Italian interior minister “Matteo Salvini is letting China buy ports to consolidate its strategy of a new silk road,” said Hamon. “China has an offensive strategy that is playing on divisions in Europe. And who acceded first? The Italian minister and the sovereignists [nationalists]” in Le Pen’s RN.

Asked by the moderators whether the United States could still be considered Europe’s ally, Glucksmann of the Socialist Party declared that “since 1945 the Europeans have been like adolescents, benefiting from the American umbrella and with no autonomy… It is obvious that the US is no longer our strategic ally. We must assume foreign and defense policy.”

Referring to RN, he added that “national sovereignty, on its own, will turn us into lackeys, into slaves.” France would be unable to compete with its major rivals. “We will have no mastery of our own future. The only possible control of our own future in this dangerous and multinational world is to have a European policy.”

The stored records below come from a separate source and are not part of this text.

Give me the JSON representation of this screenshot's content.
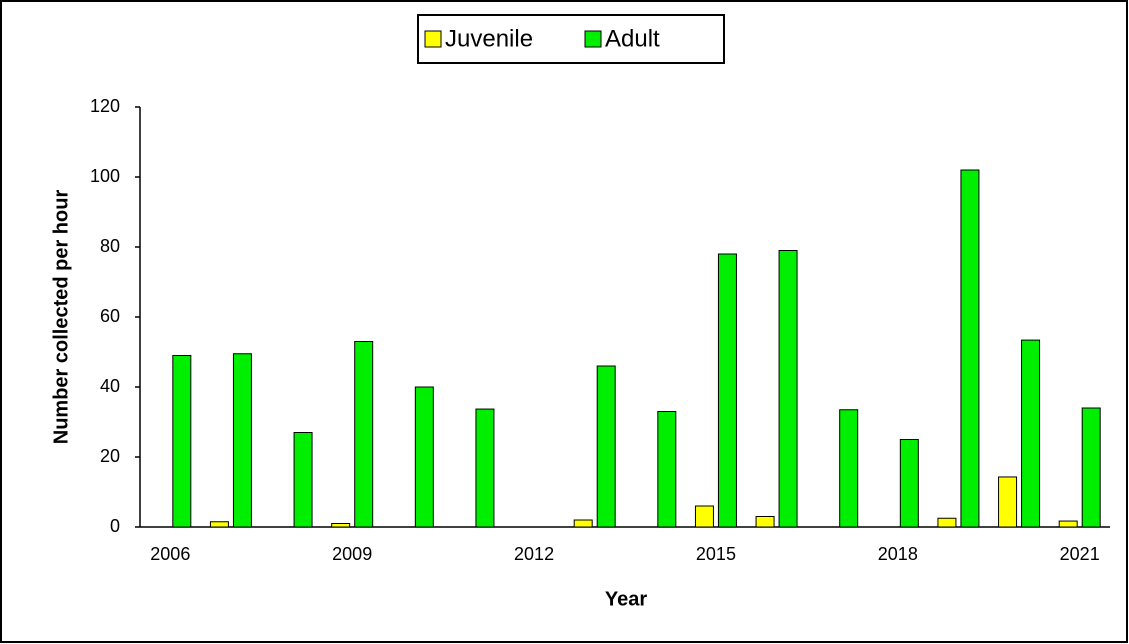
{
  "chart_data": {
    "type": "bar",
    "categories": [
      "2006",
      null,
      null,
      "2009",
      null,
      null,
      "2012",
      null,
      null,
      "2015",
      null,
      null,
      "2018",
      null,
      null,
      "2021"
    ],
    "series": [
      {
        "name": "Juvenile",
        "color": "#ffff00",
        "values": [
          0,
          1.5,
          0,
          1,
          0,
          0,
          null,
          2,
          0,
          6,
          3,
          0,
          0,
          2.5,
          14.3,
          1.7
        ]
      },
      {
        "name": "Adult",
        "color": "#00ee00",
        "values": [
          49,
          49.5,
          27,
          53,
          40,
          33.7,
          null,
          46,
          33,
          78,
          79,
          33.5,
          25,
          102,
          53.4,
          34
        ]
      }
    ],
    "x_label": "Year",
    "y_label": "Number collected per hour",
    "ylim": [
      0,
      120
    ],
    "yticks": [
      0,
      20,
      40,
      60,
      80,
      100,
      120
    ],
    "grid": false,
    "legend": "top"
  }
}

The Greens’ Jadot could not restrain himself from launching into a rant on his ambitions for Africa, the Middle East and Eastern Europe. “Europe must become a world power. We often speak of Europe as a top market … and far less often as a global political power. Today we have a series of extremely unstable regions on Europe’s borders—in Ukraine … in all of Africa, in the Middle East—zones of instability, zones that we need.”

Loiseau, the lead candidate for Macron’s list, added: “I do not want France to be forever the policeman of Africa and the Middle East just on its own.” Instead “we need to be more numerous in order to be able to intervene together. A European army is an absolute necessity,” as is “the strategic autonomy of the European Union.”

Her statements echoed the blog post of current defense minister Florence Parly—a cabinet minister in the Socialist Party government of Lionel Jospin from 2000 to 2002—published two days earlier, calling for a European army and a vote for Macron’s party, “if you don’t want a defenseless Europe.”

None of the candidates in Thursday’s debate cared to spell out the implications of their perspective of aggressive military development in opposition to the world’s major powers: the inevitable drive to world war over markets, resources and spheres of influence. All of them know that among workers and young people there is overwhelming opposition to militarism and war.

The RN’s Jordan Bardella insisted that his party’s opposition to both NATO and a European army had nothing to do with opposition to militarism. They were both militarily impracticable and would subordinate French interests to the United States and other European powers, he argued.

“To have a European army consists actually in giving our military technology to all the European countries who have no army, who have only a defense. We have an army. And I believe France is a great country, a great nation, which carries a strong voice,” Bardella said, which “we know how to use today in Mali.”

Manon Aubry, the lead candidate of Mélenchon’s Unsubmissive France, opposed NATO in the debate on the same grounds as Bardella, asserting it was “a tool of the Cold War” and “no longer has any sense today.” In a tweet published yesterday, she added more explicitly that NATO “is aligned to the interests of Donald Trump and the United States.”

Mélenchon is a proven defender of French imperialist wars, having supported the intervention in both Libya in 2011 and Mali and the Sahel in 2013 and having served in the Socialist Party for decades. A debate moderator said to Aubry that “in the field of fighting terrorism, of the intelligence services,” Europe had “made great progress ... in exchanging intelligence, in reinforcing barriers of verification at borders,” and asked if this were not “a good tool.” To which Aubry replied, “Of course, we have made progress.”

The reactionary debate underscored the fact that there is no progressive faction of the European bourgeoisie. The independent political intervention of the working class on a socialist perspective against capitalism and the entire establishment is the only basis upon which a fight can be waged against war, austerity and the build-up of a police-state.